The child in the photo above is one of the 50 who gather around colorful plastic tables each morning to color, practice spelling words, and play—in other words, to be children.
As my co-worker, Karim, ANM’s Middle East director, showed me this and other photos, he told me about the ministry in southern Lebanon that had opened its doors to Syrian refugees, inviting the children to this makeshift school in their basement. I thought of my own children, 5 and 6 years old.
Some of these Syrian children haven’t attended school in more than a year. For others, this school routine has already become their new normal. Many of the clothes they wear are donations from the ministry. Twice a week the rooms become a dining hall for the children and their families.
Some of these children fled their hometowns with their families seven years ago when the Syrian civil war started. They’ve grown up here, as strangers in a strange land. At night, they sleep in tents in refugee camps or, if their parents have found work, possibly in rented dwellings.
The Syrian conflict has dispersed about 12 million people from their homes: half becoming refugees in other countries, half displaced within Syria. Lebanon has received more than 1 million Syrian refugees, one sixth the size of its native population.
As a former teacher, married to a former teacher, I can’t say that our American schools are all adequately resourced and teachers adequately compensated. Yet it’s amazing how many resources we do deploy for the sake of our children and their education. I was in my daughter’s classroom a few weeks ago. Tables, chairs, crayons, butterfly house, sink, bathroom, whiteboard, smartboard, books, two teachers, parent volunteers, a safe school building, a playground—they are equipped for learning and growing. Because they are ours.
These kids Karim told me about—in the minds of most locals, they are definitively not ours. They are strangers and aliens—burdens upon the resources of a community that is not wealthy by any stretch of the word.
Somehow, though, this one group of Lebanese believers hasn’t bought into that mindset—the belief that we just take care of our own and protect ourselves against those who might deplete our resources or deprive us of our opportunities. They see themselves as instruments to bring hope and opportunity to these suffering people coming into their country.
Other refugees you may know
Not too far from the basement in Lebanon, the Hebrew people escaped the country they had inhabited for 400 years, and entered a strange land to become the people of God.

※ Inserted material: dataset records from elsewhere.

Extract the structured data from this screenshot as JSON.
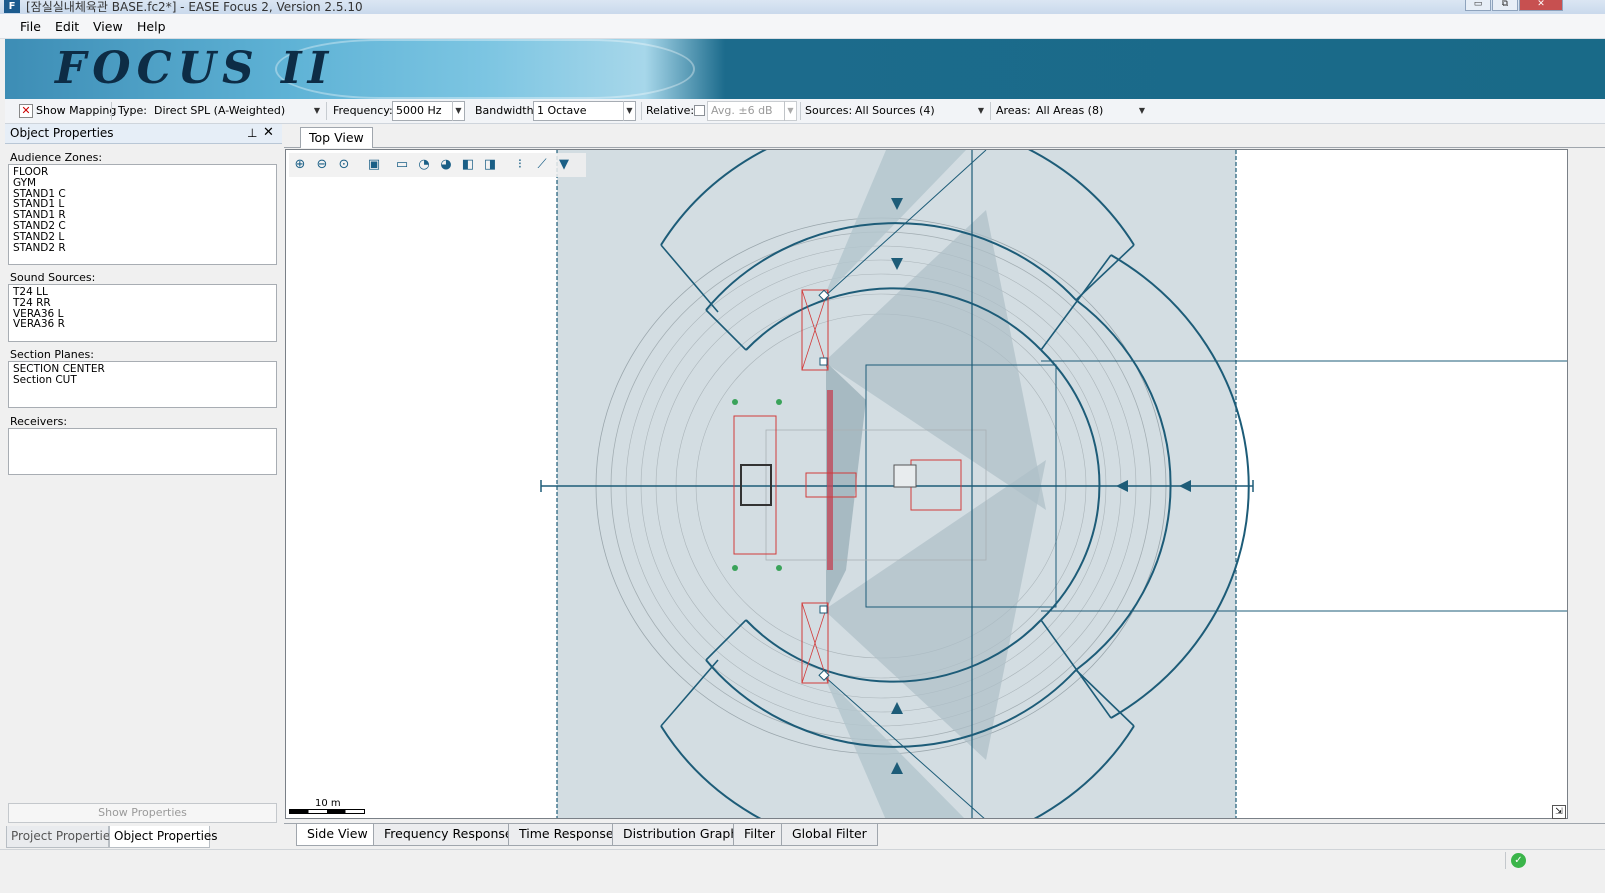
{
  "window": {
    "title": "[잠실실내체육관 BASE.fc2*] - EASE Focus 2, Version 2.5.10",
    "icon_label": "F",
    "buttons": [
      "▭",
      "⧉",
      "✕"
    ]
  },
  "menu": {
    "items": [
      "File",
      "Edit",
      "View",
      "Help"
    ]
  },
  "banner": {
    "logo_text": "FOCUS II"
  },
  "toolbar": {
    "show_mapping_label": "Show Mapping",
    "type_label": "Type:",
    "type_value": "Direct SPL (A-Weighted)",
    "frequency_label": "Frequency:",
    "frequency_value": "5000 Hz",
    "bandwidth_label": "Bandwidth:",
    "bandwidth_value": "1 Octave",
    "relative_label": "Relative:",
    "avg_value": "Avg. ±6 dB",
    "sources_label": "Sources:",
    "sources_value": "All Sources (4)",
    "areas_label": "Areas:",
    "areas_value": "All Areas (8)"
  },
  "left_panel": {
    "title": "Object Properties",
    "audience_zones_label": "Audience Zones:",
    "audience_zones": [
      "FLOOR",
      "GYM",
      "STAND1 C",
      "STAND1 L",
      "STAND1 R",
      "STAND2 C",
      "STAND2 L",
      "STAND2 R"
    ],
    "sound_sources_label": "Sound Sources:",
    "sound_sources": [
      "T24 LL",
      "T24 RR",
      "VERA36 L",
      "VERA36 R"
    ],
    "section_planes_label": "Section Planes:",
    "section_planes": [
      "SECTION CENTER",
      "Section CUT"
    ],
    "receivers_label": "Receivers:",
    "show_properties_label": "Show Properties",
    "tabs": [
      "Project Properties",
      "Object Properties"
    ]
  },
  "view": {
    "top_tab": "Top View",
    "scale_label": "10 m",
    "bottom_tabs": [
      "Side View",
      "Frequency Response",
      "Time Response",
      "Distribution Graph",
      "Filter",
      "Global Filter"
    ]
  },
  "colors": {
    "banner": "#196a88",
    "plan_shade": "#d3dde2",
    "plan_line": "#1d5c78",
    "truss_red": "#d23a3a"
  }
}
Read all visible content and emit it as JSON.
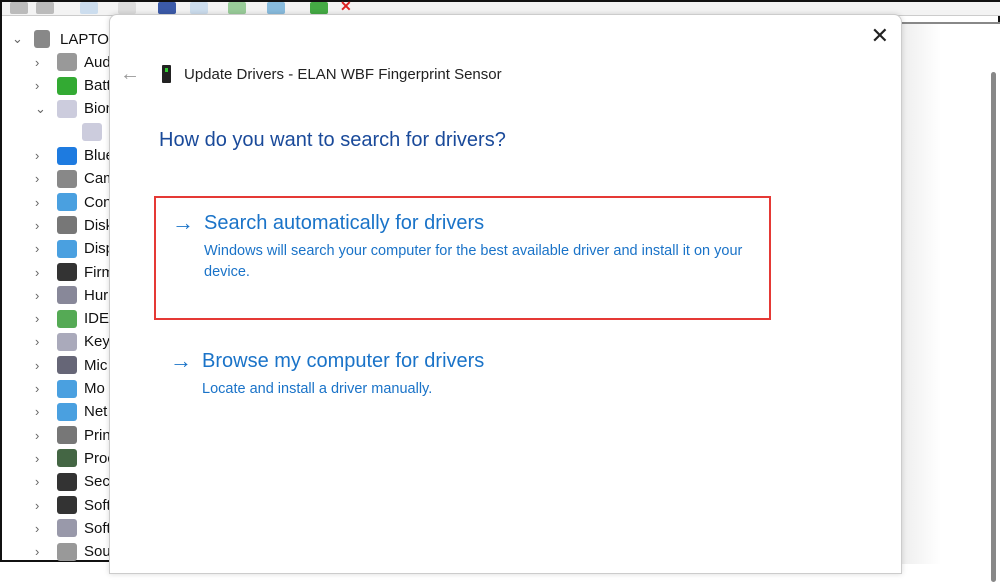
{
  "tree": {
    "root": "LAPTOP",
    "items": [
      "Aud",
      "Batt",
      "Bion",
      "",
      "Blue",
      "Cam",
      "Con",
      "Disk",
      "Disp",
      "Firm",
      "Hur",
      "IDE",
      "Key",
      "Mic",
      "Mo",
      "Net",
      "Prin",
      "Proc",
      "Secu",
      "Soft",
      "Soft",
      "Sou"
    ]
  },
  "dialog": {
    "title": "Update Drivers - ELAN WBF Fingerprint Sensor",
    "question": "How do you want to search for drivers?",
    "options": [
      {
        "title": "Search automatically for drivers",
        "desc": "Windows will search your computer for the best available driver and install it on your device."
      },
      {
        "title": "Browse my computer for drivers",
        "desc": "Locate and install a driver manually."
      }
    ],
    "close": "✕",
    "back": "←",
    "arrow": "→"
  },
  "colors": {
    "accent": "#1a73c8",
    "highlight": "#e53935"
  }
}
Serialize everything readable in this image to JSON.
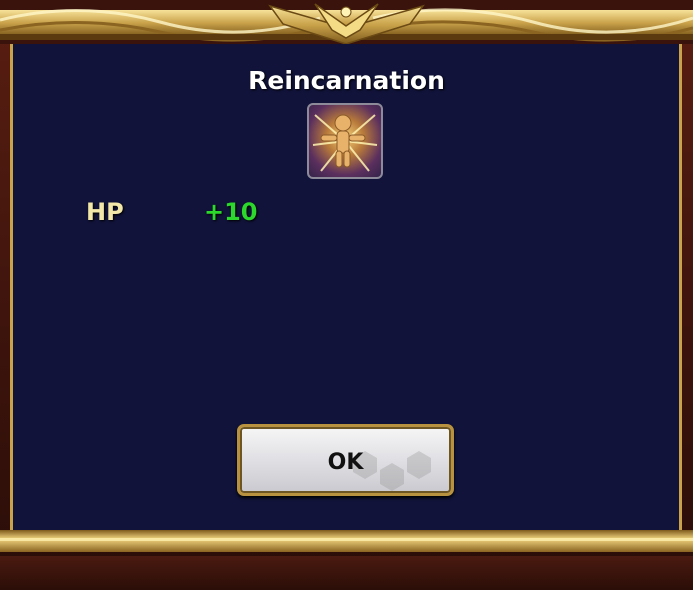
{
  "dialog": {
    "title": "Reincarnation",
    "icon": "reincarnation-skill-icon",
    "stats": [
      {
        "label": "HP",
        "value": "+10"
      }
    ],
    "ok_label": "OK"
  },
  "colors": {
    "panel": "#11133a",
    "gold": "#c9a24a",
    "stat_label": "#f2e6a8",
    "stat_value": "#2bd82b"
  }
}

As God instructed them how to live as a holy people, this was one of the commands: “Love those who are foreigners, for you yourselves were foreigners in Egypt” (Deuteronomy 10:19). Foreigner, stranger, sojourner, resident alien—all these terms in the Old Testament mean someone who lives here but doesn’t belong here, an “other” in our midst. God reminded them, you used to be aliens in a strange land. Remember how it felt, and help foreigners get on their feet.
If we ignore refugee populations, or if we look at them as someone else’s problem, we not only forsake something of our humanity, we forget our collective past. Our ancestors in the faith were like these Syrians, migrants in a conflict-ridden world.
There’s something deeper than that too, and maybe it should even be more compelling to us: the almighty God, who owns everything (Deuteronomy 10:14–15), chose this small remnant of a people, stuck in a foreign country, and brought them forcefully out into another land to be a light to the nations. God chose this refugee people to do something extraordinary in the world.
Deuteronomy 10:22 says, “Your ancestors went down to Egypt seventy persons; and now the Lord your God has made you as numerous as the stars in heaven.” Squeezed between the domineering kingdoms of the ancient near east, the migrant people of Israel became a light among the nations because God chose them for it.
Henry Blackaby famously advised Christians wanting to experience God to, “Find out where God is at work and join Him there.” God’s hand is at work among refugees in Lebanon—and other places around the world. If we perceive them as an unwelcome burden, we fail to recognize the hand of God among the nations.
A worldwide crisis
We are in the midst of the largest global migration of peoples since World War II. More than 68 million individuals are fleeing, resettling, or attempting to settle in new places because of war, civil unrest, ethnic violence, and other disturbances.
Syria may be the bloody center of the global crisis, but it extends to places like Myanmar, where the majority population strives to cleanse the country of a despised minority, and Venezuela, where food shortages and other economic disruptions have the population clamoring for basic necessities and security.
Most responses to the plights of the displaced are about short-term relief and basic physical necessities: food, water, healthcare, and temporary shelter.
Yet the needs go beyond daily provisions. The truth is that refugees and migrants experience total dislocation of their communities and support networks when forced to leave their homes. And half the refugees in the world today have spent four or more years in exile. Imagine subsisting on food distributions in camps, eking out an existence as foreigners on the margins of society in host countries, unable to go home and unwelcome in day-to-day life—for four years. What kind of life is that?
June 24 is Refugee Sunday. Advancing Native Missions has launched a campaign to help us as Christians re-focus on scriptural messages, discover God’s heart for refugees, and become aware of our responsibility — our opportunity — to act on behalf of refugees and displaced persons worldwide. God is at work in these places, just as He is in southern Lebanon. Let’s not miss out.